Diyarbakır ve Van Barosu avukatlarının düzenlediği basın toplantısında konuşan Van Barosu Kadın Hakları Merkezi avukatı Zeynep Demir, ATK Biyolojik İhtisas Dairesi Merkezi’nin hazırladığı raporun 10 Ekim’de dosyaya ulaştığını ve raporda Rojin’in göğüs ve vajina iç bölgesinde iki farklı erkeğe ait DNA örneklerinin tespit edildiğinin yer aldığını söyledi. Demir, şu değerlendirmeyi yaptı:
“Rojin dosyasında ilk günden itibaren oluşturulan bir intihar algısı mevcuttu. Dosya, avukatlardan gizlenerek sanki Rojin intihar etmiş gibi, Rojin’e dair aydınlatılmayan durumlar gerçekmiş gibi ATK raporlarıyla bunlar kamuoyuyla paylaşıldı. Gelinen aşamada ATK Biyolojik İhtisas Dairesi Merkezi’nin 10 Ekim’de gönderdiği raporla birlikte Rojin Kabaiş dosyasında şu ana kadar bulaş olma ihtimali üzerinde durulan, ancak bulaş olma ihtimali bertaraf edilen iki erkek DNA’sının Rojin’in hangi bölgesinde olduğu tarafımıza açıklanmıştır.”
Dosyanın avukatlarından eski Diyarbakır Baro Başkanı Nahit Eren de İstanbul Adli Tıp Kurumu hakkında suç duyurusunda bulunduklarını açıklayarak, İstanbul İhtisas Kurulu raporunun DNA örneklerinin hangi vücut bölgelerinden alındığına ilişkin net bilgi içermediğini belirtti. Eren, anılan sürüntü örneklerinin numaralandırılarak İstanbul Biyoloji İhtisas Kurulu’na gönderildiğini, ancak İhtisas Kurulu raporunda da alınma yerlerinin açıkça belirtilmediğini kaydetti. Eren, bu eksikliğin hazırlanan raporu “hatalı ve eksik” hâle getirdiğini savundu. Eren, konuya ilişkin açıklamasında şu ifadelere yer verdi:
“Bu rapor ilk dosyaya 6 Kasım tarihi itibarıyla geldi. Ama bu rapor ilk andan itibaren eksikliğini bizlere çok net bir şekilde gösteriyordu.

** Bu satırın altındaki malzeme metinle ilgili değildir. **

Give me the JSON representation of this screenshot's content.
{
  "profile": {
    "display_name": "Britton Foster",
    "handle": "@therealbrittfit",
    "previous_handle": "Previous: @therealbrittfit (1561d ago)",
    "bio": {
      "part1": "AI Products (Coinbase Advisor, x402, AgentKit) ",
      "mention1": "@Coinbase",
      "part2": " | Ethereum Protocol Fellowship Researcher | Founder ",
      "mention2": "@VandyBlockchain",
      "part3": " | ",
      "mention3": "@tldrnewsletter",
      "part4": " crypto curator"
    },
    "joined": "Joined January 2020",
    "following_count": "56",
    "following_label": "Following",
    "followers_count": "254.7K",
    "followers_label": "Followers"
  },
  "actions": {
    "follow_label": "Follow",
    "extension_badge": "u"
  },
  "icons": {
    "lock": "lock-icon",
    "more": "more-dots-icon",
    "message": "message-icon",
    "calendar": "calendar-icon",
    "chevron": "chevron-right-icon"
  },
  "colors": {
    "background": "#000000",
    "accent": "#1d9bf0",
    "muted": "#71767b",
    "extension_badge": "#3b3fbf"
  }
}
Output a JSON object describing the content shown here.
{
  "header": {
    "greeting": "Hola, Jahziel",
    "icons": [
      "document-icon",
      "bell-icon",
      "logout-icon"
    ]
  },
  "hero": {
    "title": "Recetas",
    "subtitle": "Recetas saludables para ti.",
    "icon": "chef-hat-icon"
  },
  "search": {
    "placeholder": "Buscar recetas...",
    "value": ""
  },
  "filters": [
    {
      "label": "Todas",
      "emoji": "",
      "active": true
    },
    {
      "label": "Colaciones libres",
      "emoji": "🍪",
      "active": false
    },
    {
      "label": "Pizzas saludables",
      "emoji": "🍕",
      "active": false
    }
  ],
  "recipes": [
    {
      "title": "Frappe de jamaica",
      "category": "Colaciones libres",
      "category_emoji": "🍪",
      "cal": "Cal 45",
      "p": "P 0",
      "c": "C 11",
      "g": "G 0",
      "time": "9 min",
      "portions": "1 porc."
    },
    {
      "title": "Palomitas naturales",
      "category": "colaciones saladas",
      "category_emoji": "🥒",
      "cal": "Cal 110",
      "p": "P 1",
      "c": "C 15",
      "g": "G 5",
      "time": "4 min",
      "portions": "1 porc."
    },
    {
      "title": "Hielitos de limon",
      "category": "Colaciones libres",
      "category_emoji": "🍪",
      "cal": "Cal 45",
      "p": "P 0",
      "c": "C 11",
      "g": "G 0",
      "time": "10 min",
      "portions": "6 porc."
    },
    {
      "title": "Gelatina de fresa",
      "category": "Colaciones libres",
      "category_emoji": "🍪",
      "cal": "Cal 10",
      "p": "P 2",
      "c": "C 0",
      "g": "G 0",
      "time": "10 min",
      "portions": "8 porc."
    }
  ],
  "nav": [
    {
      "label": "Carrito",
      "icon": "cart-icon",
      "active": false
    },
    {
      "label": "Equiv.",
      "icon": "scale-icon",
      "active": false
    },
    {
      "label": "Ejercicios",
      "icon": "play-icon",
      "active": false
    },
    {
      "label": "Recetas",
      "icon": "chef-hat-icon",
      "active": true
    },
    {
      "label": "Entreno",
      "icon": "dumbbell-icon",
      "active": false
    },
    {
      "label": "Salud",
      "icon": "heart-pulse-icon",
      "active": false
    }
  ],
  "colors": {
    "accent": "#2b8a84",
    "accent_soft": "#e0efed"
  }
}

Raporda iki erkek şahsa ait ve farklı bölgelerden alınan DNA örneklerinin olduğunu belirtiyordu. Ancak bu DNA örneklerinin Rojin’in bedeninin hangi bölgelerinden alındığı konusunda maalesef bir belirleme yoktu. Oysa alınan bütün sürüntü örnekleri numaralandırılmış, sıralanmış, 80’e yakın sürüntü örneğiyle İstanbul Biyoloji İhtisas Daire Kurulu’na gitmişti. Ve İstanbul Biyoloji İhtisas Daire Kurulu’nun 1 Kasım tarihli raporunda iki erkek şahsa ait DNA örneğine ilişkin rapor, ancak o DNA örneklerinin az evvel belirttiğim üzere İhtisas Kurulu’nun raporuna da yansıdığı üzere nereden alındığı konusunda net bir belirleme yoktu. Bu durumda aslında İstanbul 1’inci İhtisas Kurulu eksik bir rapor tanzim etti. Söz konusu DNA örneklerinin nereden alındığının tespiti konusunda Biyoloji İhtisas Dairesi’nden bir bilgi almadan hazırlanan rapor eksik, hatalı ve yanlış bir rapor olur."
Rojin’in babası Nizamettin Kabaiş ise yaptığı açıklamada, hem Diyarbakır hem Van Baroları ile birlikte yürütülen çabaların dosyayı aydınlatmaya katkı sunduğunu belirterek, “1 yıldır acı çekiyoruz. Kızımın katillerinin bulunmasını istiyorum” dedi. Baro avukatları, ATK hakkında eksik ve yanlış raporlamaya ilişkin suç duyurusunda bulunduğunu ve soruşturmanın titizlikle sürdürülmesi gerektiğini vurguladı. Savcılık ve kolluk birimlerinin, rapordaki yeni bulgular doğrultusunda ek inceleme ve soruşturmaları derinleştirdiği, delil arama ve şüphelilerin tespitine yönelik çalışmaların devam ettiği öğrenildi.